Portal vein thrombosis (PVT) is a common complication in patients with advanced-stage hepatocellular carcinoma (HCC). The authors evaluated the impact of radiotherapy (RT) for PVT of HCC and analyzed the dose-response relation between RT and PVT.
Between March 1995 and December 2003, 59 patients diagnosed as HCC with PVT were included. The inclusion criteria were unresectable tumor with thrombosis in the main or first branch of the portal vein, liver function of Child–Pugh Class A or B, and an Eastern Cooperative Oncology Group performance status score of 0–2. The median age of the patients was 57 years (range, 36–78 years). A daily dose ranging from 2 to 3 gray (Gy) was administered using 6 or 10-megavolt (MV) X-rays, at 5 fractions a week, to deliver a total dose range of 30–54 Gy, which was a biologic effective dose of 39–70.2 Gy10 with an α/β ratio of 10.
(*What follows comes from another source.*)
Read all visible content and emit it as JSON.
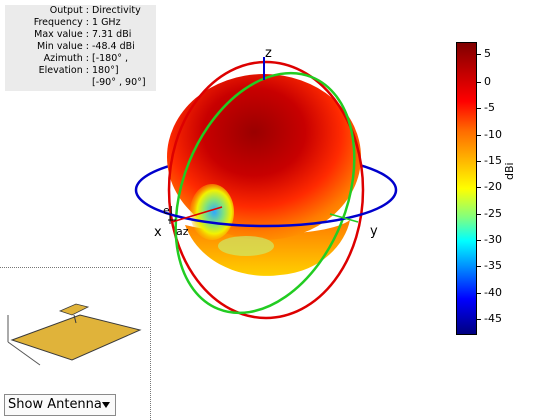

Follow-up computed tomography scans showed a complete response (CR) in 4 of 59 patients (6.8%), a partial response (PR) in 23 patients (39.0%), no response (NR) in 28 patients (47.5%), and progressive disease (PD) in 4 patients (6.8%). The mean RT doses in the responders (CR and PR) and nonresponders (NR and PD) were 59.6 ± 5.6 Gy10 and 54.9 ± 8.5 Gy10, respectively (P = 0.036). The response rates in patients receiving < 58 Gy10 and ≥ 58 Gy10 were 20% and 54.6%, respectively (P = 0.034). The median survival duration and the 1-year and 2-year survival rates in the responders were 10.7 months, 40.7%, and 20.7%, respectively, and were 5.3 months, 25.0%, and 4.7%, respectively, in the nonresponders (P = 0.050).
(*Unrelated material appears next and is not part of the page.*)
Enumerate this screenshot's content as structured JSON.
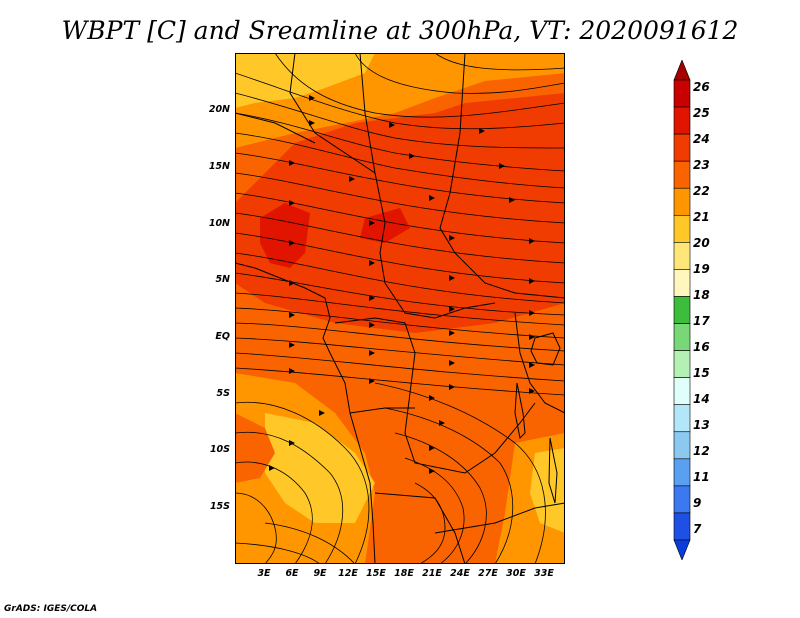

RT induced a 45.8% objective response rate for PVT in patients with HCC. A dose-response relation was found to exist between the RT dose and PVT response. These results suggested that RT may be a treatment option for PVT in patients with HCC and that an RT dose ≥ 58 Gy10 should be recommended. Cancer 2005. © 2005 American Cancer Society.